# First time using a DA/polishing in the sun



## gareth_j (May 26, 2018)

Ok so just had my first crack at DA polishing. I don’t own a garage so had to battle with this hot weather and try polish around it but inevitably did polish in some sun. 

I used a das6 v2 with a green hexlogic pad and some S20 black on my girlfriends heavily swirled and scratched red polo. Did a full decon the day before and snow foamed the next morning prior to polishing.

Seemed to shift the very fine swirls but struggled to remove anything deeper. Possibly because of shoddy technique or maybe only having the V2 (500w motor I think) but I would have thought the pad and compound would have made a bigger difference.

Question I have is could the sun have affected this? However the compound didn’t seem to dry, remained oily. Or could it just be the bulletproof VW paint? 

I’ve got a microfibre pad on route and was thinking about getting a heavier compound. Something like poorboys SSR3 given that it’s safe to use in the sun.

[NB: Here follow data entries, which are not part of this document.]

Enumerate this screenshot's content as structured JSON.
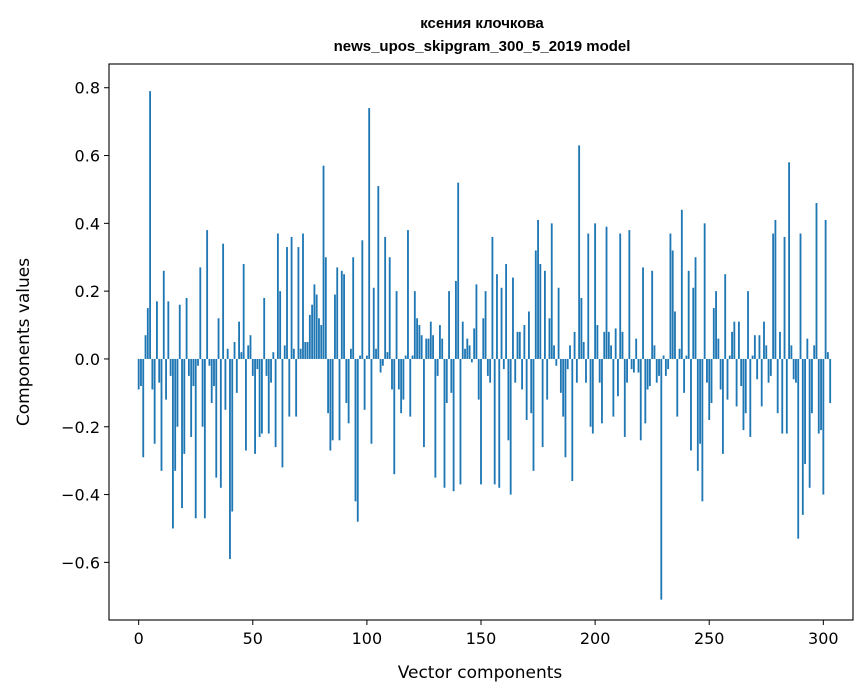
{
  "chart_data": {
    "type": "bar",
    "title_line1": "ксения клочкова",
    "title_line2": "news_upos_skipgram_300_5_2019 model",
    "xlabel": "Vector components",
    "ylabel": "Components values",
    "xlim": [
      -13,
      313
    ],
    "ylim": [
      -0.77,
      0.87
    ],
    "xticks": [
      0,
      50,
      100,
      150,
      200,
      250,
      300
    ],
    "yticks": [
      -0.6,
      -0.4,
      -0.2,
      0.0,
      0.2,
      0.4,
      0.6,
      0.8
    ],
    "ytick_labels": [
      "−0.6",
      "−0.4",
      "−0.2",
      "0.0",
      "0.2",
      "0.4",
      "0.6",
      "0.8"
    ],
    "bar_color": "#1f77b4",
    "values": [
      -0.09,
      -0.08,
      -0.29,
      0.07,
      0.15,
      0.79,
      -0.09,
      -0.25,
      0.17,
      -0.07,
      -0.33,
      0.26,
      -0.12,
      0.17,
      -0.05,
      -0.5,
      -0.33,
      -0.2,
      0.16,
      -0.44,
      -0.28,
      0.18,
      -0.05,
      -0.23,
      -0.08,
      -0.47,
      -0.02,
      0.27,
      -0.2,
      -0.47,
      0.38,
      -0.02,
      -0.13,
      -0.08,
      -0.35,
      0.12,
      -0.38,
      0.34,
      -0.15,
      0.03,
      -0.59,
      -0.45,
      0.05,
      -0.1,
      0.11,
      0.02,
      0.28,
      -0.27,
      0.04,
      0.07,
      -0.05,
      -0.28,
      -0.03,
      -0.23,
      -0.22,
      0.18,
      -0.05,
      -0.22,
      -0.07,
      0.02,
      -0.26,
      0.37,
      0.2,
      -0.32,
      0.04,
      0.33,
      -0.17,
      0.36,
      0.03,
      -0.17,
      0.33,
      0.03,
      0.37,
      0.05,
      0.05,
      0.13,
      0.16,
      0.22,
      0.19,
      0.12,
      0.1,
      0.57,
      0.3,
      -0.16,
      -0.27,
      -0.24,
      0.19,
      0.27,
      -0.24,
      0.26,
      0.25,
      -0.13,
      -0.19,
      0.03,
      0.3,
      -0.42,
      -0.48,
      0.01,
      0.35,
      -0.15,
      0.01,
      0.74,
      -0.25,
      0.21,
      0.03,
      0.51,
      -0.04,
      -0.02,
      0.36,
      0.02,
      0.3,
      -0.09,
      -0.34,
      0.2,
      -0.09,
      -0.16,
      -0.12,
      0.01,
      0.38,
      -0.17,
      0.01,
      0.2,
      0.12,
      0.1,
      0.07,
      -0.26,
      0.06,
      0.06,
      0.11,
      0.07,
      -0.35,
      -0.05,
      0.1,
      0.06,
      -0.38,
      -0.13,
      0.2,
      -0.1,
      -0.39,
      0.23,
      0.52,
      -0.37,
      0.11,
      0.03,
      0.06,
      0.04,
      -0.01,
      0.09,
      0.22,
      -0.12,
      -0.37,
      0.12,
      0.2,
      -0.05,
      -0.07,
      0.36,
      -0.37,
      0.25,
      -0.38,
      0.21,
      -0.03,
      0.28,
      -0.24,
      -0.4,
      0.24,
      -0.07,
      0.08,
      0.08,
      -0.09,
      0.1,
      -0.18,
      0.14,
      -0.16,
      -0.33,
      0.32,
      0.41,
      0.28,
      -0.26,
      0.26,
      -0.12,
      0.12,
      0.4,
      0.04,
      -0.02,
      0.21,
      -0.1,
      -0.17,
      -0.29,
      -0.03,
      0.04,
      -0.36,
      0.08,
      -0.07,
      0.63,
      0.18,
      0.05,
      -0.07,
      0.37,
      -0.2,
      -0.22,
      0.4,
      0.1,
      -0.07,
      -0.19,
      0.08,
      0.39,
      0.08,
      0.04,
      -0.17,
      0.09,
      -0.11,
      0.37,
      0.08,
      -0.23,
      -0.07,
      0.38,
      -0.03,
      -0.04,
      0.06,
      -0.04,
      -0.24,
      0.27,
      -0.19,
      -0.09,
      -0.08,
      0.26,
      0.04,
      -0.07,
      -0.05,
      -0.71,
      0.01,
      -0.05,
      -0.03,
      0.37,
      0.32,
      0.14,
      -0.17,
      0.03,
      0.44,
      -0.1,
      0.01,
      0.26,
      -0.27,
      0.21,
      0.3,
      -0.33,
      -0.25,
      -0.42,
      0.4,
      -0.07,
      -0.18,
      -0.13,
      0.15,
      0.2,
      0.06,
      -0.09,
      -0.28,
      0.25,
      -0.12,
      0.01,
      0.08,
      0.11,
      -0.14,
      0.11,
      -0.08,
      -0.21,
      -0.16,
      0.2,
      -0.23,
      0.01,
      0.07,
      -0.06,
      0.07,
      -0.14,
      0.11,
      0.04,
      -0.07,
      -0.05,
      0.37,
      0.41,
      -0.16,
      0.08,
      -0.22,
      0.36,
      -0.22,
      0.58,
      0.04,
      -0.06,
      -0.07,
      -0.53,
      0.37,
      -0.46,
      -0.31,
      0.06,
      -0.38,
      -0.16,
      0.04,
      0.46,
      -0.22,
      -0.21,
      -0.4,
      0.41,
      0.02,
      -0.13
    ]
  }
}
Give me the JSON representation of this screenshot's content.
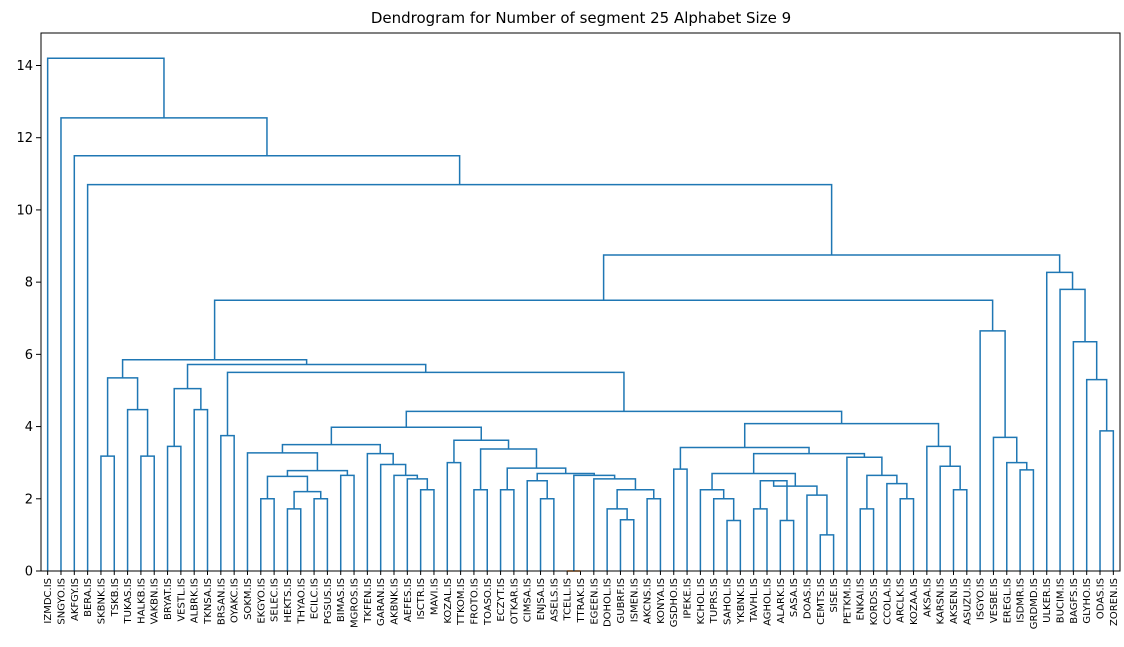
{
  "chart_data": {
    "type": "dendrogram",
    "title": "Dendrogram for Number of segment 25 Alphabet Size 9",
    "color": "#1f77b4",
    "leaves": [
      "IZMDC.IS",
      "SNGYO.IS",
      "AKFGY.IS",
      "BERA.IS",
      "SKBNK.IS",
      "TSKB.IS",
      "TUKAS.IS",
      "HALKB.IS",
      "VAKBN.IS",
      "BRYAT.IS",
      "VESTL.IS",
      "ALBRK.IS",
      "TKNSA.IS",
      "BRSAN.IS",
      "OYAKC.IS",
      "SOKM.IS",
      "EKGYO.IS",
      "SELEC.IS",
      "HEKTS.IS",
      "THYAO.IS",
      "ECILC.IS",
      "PGSUS.IS",
      "BIMAS.IS",
      "MGROS.IS",
      "TKFEN.IS",
      "GARAN.IS",
      "AKBNK.IS",
      "AEFES.IS",
      "ISCTR.IS",
      "MAVI.IS",
      "KOZAL.IS",
      "TTKOM.IS",
      "FROTO.IS",
      "TOASO.IS",
      "ECZYT.IS",
      "OTKAR.IS",
      "CIMSA.IS",
      "ENJSA.IS",
      "ASELS.IS",
      "TCELL.IS",
      "TTRAK.IS",
      "EGEEN.IS",
      "DOHOL.IS",
      "GUBRF.IS",
      "ISMEN.IS",
      "AKCNS.IS",
      "KONYA.IS",
      "GSDHO.IS",
      "IPEKE.IS",
      "KCHOL.IS",
      "TUPRS.IS",
      "SAHOL.IS",
      "YKBNK.IS",
      "TAVHL.IS",
      "AGHOL.IS",
      "ALARK.IS",
      "SASA.IS",
      "DOAS.IS",
      "CEMTS.IS",
      "SISE.IS",
      "PETKM.IS",
      "ENKAI.IS",
      "KORDS.IS",
      "CCOLA.IS",
      "ARCLK.IS",
      "KOZAA.IS",
      "AKSA.IS",
      "KARSN.IS",
      "AKSEN.IS",
      "ASUZU.IS",
      "ISGYO.IS",
      "VESBE.IS",
      "EREGL.IS",
      "ISDMR.IS",
      "GRDMD.IS",
      "ULKER.IS",
      "BUCIM.IS",
      "BAGFS.IS",
      "GLYHO.IS",
      "ODAS.IS",
      "ZOREN.IS"
    ],
    "merges": [
      {
        "children": [
          4,
          5
        ],
        "height": 3.18
      },
      {
        "children": [
          7,
          8
        ],
        "height": 3.18
      },
      {
        "children": [
          6,
          82
        ],
        "height": 4.47
      },
      {
        "children": [
          81,
          83
        ],
        "height": 5.35
      },
      {
        "children": [
          9,
          10
        ],
        "height": 3.45
      },
      {
        "children": [
          11,
          12
        ],
        "height": 4.47
      },
      {
        "children": [
          85,
          86
        ],
        "height": 5.05
      },
      {
        "children": [
          13,
          14
        ],
        "height": 3.75
      },
      {
        "children": [
          16,
          17
        ],
        "height": 2.0
      },
      {
        "children": [
          18,
          19
        ],
        "height": 1.72
      },
      {
        "children": [
          20,
          21
        ],
        "height": 2.0
      },
      {
        "children": [
          90,
          91
        ],
        "height": 2.2
      },
      {
        "children": [
          89,
          92
        ],
        "height": 2.62
      },
      {
        "children": [
          22,
          23
        ],
        "height": 2.65
      },
      {
        "children": [
          93,
          94
        ],
        "height": 2.78
      },
      {
        "children": [
          15,
          95
        ],
        "height": 3.27
      },
      {
        "children": [
          28,
          29
        ],
        "height": 2.25
      },
      {
        "children": [
          27,
          97
        ],
        "height": 2.55
      },
      {
        "children": [
          26,
          98
        ],
        "height": 2.65
      },
      {
        "children": [
          25,
          99
        ],
        "height": 2.95
      },
      {
        "children": [
          24,
          100
        ],
        "height": 3.25
      },
      {
        "children": [
          96,
          101
        ],
        "height": 3.5
      },
      {
        "children": [
          30,
          31
        ],
        "height": 3.0
      },
      {
        "children": [
          32,
          33
        ],
        "height": 2.25
      },
      {
        "children": [
          34,
          35
        ],
        "height": 2.25
      },
      {
        "children": [
          37,
          38
        ],
        "height": 2.0
      },
      {
        "children": [
          36,
          106
        ],
        "height": 2.5
      },
      {
        "children": [
          39,
          40
        ],
        "height": 0,
        "color": "#ff7f0e"
      },
      {
        "children": [
          43,
          44
        ],
        "height": 1.42
      },
      {
        "children": [
          42,
          109
        ],
        "height": 1.72
      },
      {
        "children": [
          45,
          46
        ],
        "height": 2.0
      },
      {
        "children": [
          110,
          111
        ],
        "height": 2.25
      },
      {
        "children": [
          41,
          112
        ],
        "height": 2.55
      },
      {
        "children": [
          108,
          113
        ],
        "height": 2.65
      },
      {
        "children": [
          107,
          114
        ],
        "height": 2.7
      },
      {
        "children": [
          105,
          115
        ],
        "height": 2.85
      },
      {
        "children": [
          104,
          116
        ],
        "height": 3.38
      },
      {
        "children": [
          103,
          117
        ],
        "height": 3.62
      },
      {
        "children": [
          102,
          118
        ],
        "height": 3.98
      },
      {
        "children": [
          47,
          48
        ],
        "height": 2.82
      },
      {
        "children": [
          51,
          52
        ],
        "height": 1.4
      },
      {
        "children": [
          50,
          121
        ],
        "height": 2.0
      },
      {
        "children": [
          49,
          122
        ],
        "height": 2.25
      },
      {
        "children": [
          53,
          54
        ],
        "height": 1.72
      },
      {
        "children": [
          55,
          56
        ],
        "height": 1.4
      },
      {
        "children": [
          124,
          125
        ],
        "height": 2.5
      },
      {
        "children": [
          58,
          59
        ],
        "height": 1.0
      },
      {
        "children": [
          57,
          127
        ],
        "height": 2.1
      },
      {
        "children": [
          126,
          128
        ],
        "height": 2.35
      },
      {
        "children": [
          123,
          129
        ],
        "height": 2.7
      },
      {
        "children": [
          61,
          62
        ],
        "height": 1.72
      },
      {
        "children": [
          64,
          65
        ],
        "height": 2.0
      },
      {
        "children": [
          63,
          132
        ],
        "height": 2.42
      },
      {
        "children": [
          131,
          133
        ],
        "height": 2.65
      },
      {
        "children": [
          60,
          134
        ],
        "height": 3.15
      },
      {
        "children": [
          130,
          135
        ],
        "height": 3.25
      },
      {
        "children": [
          120,
          136
        ],
        "height": 3.42
      },
      {
        "children": [
          68,
          69
        ],
        "height": 2.25
      },
      {
        "children": [
          67,
          138
        ],
        "height": 2.9
      },
      {
        "children": [
          66,
          139
        ],
        "height": 3.45
      },
      {
        "children": [
          137,
          140
        ],
        "height": 4.08
      },
      {
        "children": [
          119,
          141
        ],
        "height": 4.42
      },
      {
        "children": [
          88,
          142
        ],
        "height": 5.5
      },
      {
        "children": [
          87,
          143
        ],
        "height": 5.72
      },
      {
        "children": [
          84,
          144
        ],
        "height": 5.85
      },
      {
        "children": [
          73,
          74
        ],
        "height": 2.8
      },
      {
        "children": [
          72,
          146
        ],
        "height": 3.0
      },
      {
        "children": [
          71,
          147
        ],
        "height": 3.7
      },
      {
        "children": [
          70,
          148
        ],
        "height": 6.65
      },
      {
        "children": [
          145,
          149
        ],
        "height": 7.5
      },
      {
        "children": [
          79,
          80
        ],
        "height": 3.88
      },
      {
        "children": [
          78,
          151
        ],
        "height": 5.3
      },
      {
        "children": [
          77,
          152
        ],
        "height": 6.35
      },
      {
        "children": [
          76,
          153
        ],
        "height": 7.8
      },
      {
        "children": [
          75,
          154
        ],
        "height": 8.27
      },
      {
        "children": [
          150,
          155
        ],
        "height": 8.75
      },
      {
        "children": [
          3,
          156
        ],
        "height": 10.7
      },
      {
        "children": [
          2,
          157
        ],
        "height": 11.5
      },
      {
        "children": [
          1,
          158
        ],
        "height": 12.55
      },
      {
        "children": [
          0,
          159
        ],
        "height": 14.2
      }
    ],
    "ylim": [
      0,
      14.9
    ],
    "yticks": [
      0,
      2,
      4,
      6,
      8,
      10,
      12,
      14
    ]
  }
}
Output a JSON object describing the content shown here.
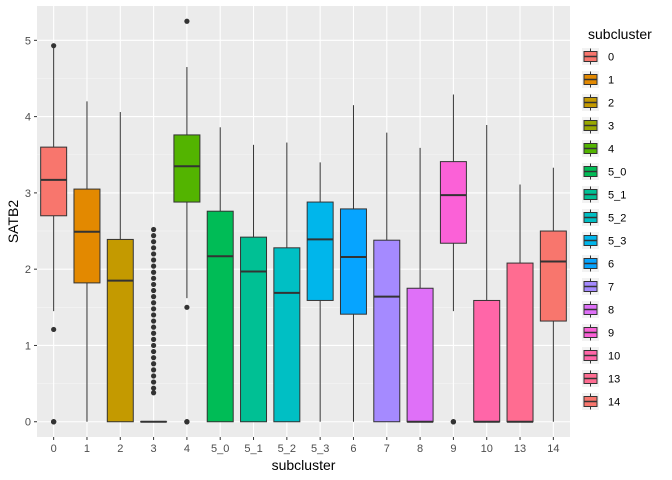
{
  "chart_data": {
    "type": "box",
    "xlabel": "subcluster",
    "ylabel": "SATB2",
    "ylim": [
      -0.2,
      5.45
    ],
    "yticks": [
      0,
      1,
      2,
      3,
      4,
      5
    ],
    "grid": true,
    "legend": {
      "title": "subcluster",
      "position": "right"
    },
    "categories": [
      "0",
      "1",
      "2",
      "3",
      "4",
      "5_0",
      "5_1",
      "5_2",
      "5_3",
      "6",
      "7",
      "8",
      "9",
      "10",
      "13",
      "14"
    ],
    "colors": [
      "#F8766D",
      "#E38900",
      "#C49A00",
      "#99A800",
      "#53B400",
      "#00BC56",
      "#00C094",
      "#00BFC4",
      "#00B6EB",
      "#06A4FF",
      "#A58AFF",
      "#DF70F8",
      "#FB61D7",
      "#FF66A8",
      "#FF6C91",
      "#F8766D"
    ],
    "boxes": [
      {
        "q1": 2.7,
        "median": 3.17,
        "q3": 3.6,
        "whisker_low": 1.45,
        "whisker_high": 4.9,
        "outliers": [
          4.93,
          1.21,
          0,
          0,
          0
        ]
      },
      {
        "q1": 1.82,
        "median": 2.49,
        "q3": 3.05,
        "whisker_low": 0,
        "whisker_high": 4.2,
        "outliers": []
      },
      {
        "q1": 0,
        "median": 1.85,
        "q3": 2.39,
        "whisker_low": 0,
        "whisker_high": 4.06,
        "outliers": []
      },
      {
        "q1": 0,
        "median": 0,
        "q3": 0,
        "whisker_low": 0,
        "whisker_high": 0,
        "outliers": [
          2.52,
          2.44,
          2.36,
          2.28,
          2.2,
          2.12,
          2.04,
          1.96,
          1.88,
          1.8,
          1.72,
          1.64,
          1.56,
          1.48,
          1.4,
          1.32,
          1.24,
          1.16,
          1.08,
          1.0,
          0.92,
          0.84,
          0.76,
          0.68,
          0.6,
          0.52,
          0.44,
          0.38
        ]
      },
      {
        "q1": 2.88,
        "median": 3.35,
        "q3": 3.76,
        "whisker_low": 1.62,
        "whisker_high": 4.65,
        "outliers": [
          5.25,
          1.5,
          0,
          0,
          0
        ]
      },
      {
        "q1": 0,
        "median": 2.17,
        "q3": 2.76,
        "whisker_low": 0,
        "whisker_high": 3.86,
        "outliers": []
      },
      {
        "q1": 0,
        "median": 1.97,
        "q3": 2.42,
        "whisker_low": 0,
        "whisker_high": 3.63,
        "outliers": []
      },
      {
        "q1": 0,
        "median": 1.69,
        "q3": 2.28,
        "whisker_low": 0,
        "whisker_high": 3.66,
        "outliers": []
      },
      {
        "q1": 1.59,
        "median": 2.39,
        "q3": 2.88,
        "whisker_low": 0,
        "whisker_high": 3.4,
        "outliers": []
      },
      {
        "q1": 1.41,
        "median": 2.16,
        "q3": 2.79,
        "whisker_low": 0,
        "whisker_high": 4.15,
        "outliers": []
      },
      {
        "q1": 0,
        "median": 1.64,
        "q3": 2.38,
        "whisker_low": 0,
        "whisker_high": 3.79,
        "outliers": []
      },
      {
        "q1": 0,
        "median": 0,
        "q3": 1.75,
        "whisker_low": 0,
        "whisker_high": 3.59,
        "outliers": []
      },
      {
        "q1": 2.34,
        "median": 2.97,
        "q3": 3.41,
        "whisker_low": 1.45,
        "whisker_high": 4.29,
        "outliers": [
          0,
          0,
          0
        ]
      },
      {
        "q1": 0,
        "median": 0,
        "q3": 1.59,
        "whisker_low": 0,
        "whisker_high": 3.89,
        "outliers": []
      },
      {
        "q1": 0,
        "median": 0,
        "q3": 2.08,
        "whisker_low": 0,
        "whisker_high": 3.11,
        "outliers": []
      },
      {
        "q1": 1.32,
        "median": 2.1,
        "q3": 2.5,
        "whisker_low": 0,
        "whisker_high": 3.33,
        "outliers": []
      }
    ]
  }
}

Any advice would be appreciated. 


Sent from my iPhone using Tapatalk


----------



## gaz1 (May 17, 2018)

Take no notice of me m8.....listen to these fellas


----------



## gareth_j (May 26, 2018)

I saw a video on forensic detailing channel, DA polishing for beginners, basically had that exact kit (apart from he used the das6 pro) and got great results on a golf, which is why I bought it. Like I say maybe crap technique! 

Hoping that the microfibre pad I have on the way will provide more cut than the green hexlogic. What would you recommend as a medium compound? I would have thought the S20 I have would be classed as at least medium, scholl rate it 4/6 on cut. 

Any thoughts on the poorboys SSR3? I’ve also noticed they do an even stronger compound, master cut. Both are ok to work in direct sunlight.


----------



## ENEP (Mar 20, 2017)

Hi,

Keep working on your technique buddy before jumping on the aggressive pads and compounds.

S20 might not be enough to remove deeper scratches if the paint is hard but better try to focus on your technique and get a nice swirl free glossy car. The car will still look thousand times better than before.

When you feel more comfortable with the machine and feel that your technique has improved then move on to aggressive compounds and pads. Try out the aggressive stuff on scrap panels to begin with


----------



## muzzer (Feb 13, 2011)

ENEP said:


> Hi,
> 
> Keep working on your technique buddy before jumping on the aggressive pads and compounds.
> 
> ...


This should be THE most important thing to consider, you could have the most expensive machine and the best pads and cutting compounds but if your technique is off, it will make no difference as ENEP says.


----------



## gareth_j (May 26, 2018)

Cheers fellas 


Sent from my iPhone using Tapatalk


----------



## [email protected] (Apr 2, 2007)

The green hex pad is my go to polishing pad, that said your machine may not be powerful enough.

A few things to consider are shrink your work area, check the speed on the DA don't go to fast and keep an eye on your pad make sure it isn't clogged and change it if needed.


----------



## gareth_j (May 26, 2018)

I was toying with getting the das6 pro, thinking buy cheap buy twice but the V2 came highly so highly recommended for a beginner but at only 500w it does seem way off the mark, even the Halfords DA is 600w.

That being said it was my first ever crack, no doubt rubbish technique, far from perfect weather and I was focusing on trying to get the full car done in a day.

Clogging might have been an issue too, I stopped after each section to trying and clean the pad with a cheap toothbrush, only had 1 5.5 inch and 1 4 inch pad though! 

Think I will wait until it cools a little then take a bit more time. Mine will be due it’s winter detail in October.

Maybe a scrap panel in the back garden and a mess around with a microfibre pad and a heavier compound to compare will do some good until I give mine a go! 


Sent from my iPhone using Tapatalk


----------



## [email protected] (Apr 2, 2007)

Try and get yourself to a training day somewhere gtechniq are running some they have details on their facebook page.


----------



## gareth_j (May 26, 2018)

[email protected] said:


> Try and get yourself to a training day somewhere gtechniq are running some they have details on their facebook page.


I'm based in the north east... can anyone point me in the right direction of anything up here?

Sent from my iPhone using Tapatalk


----------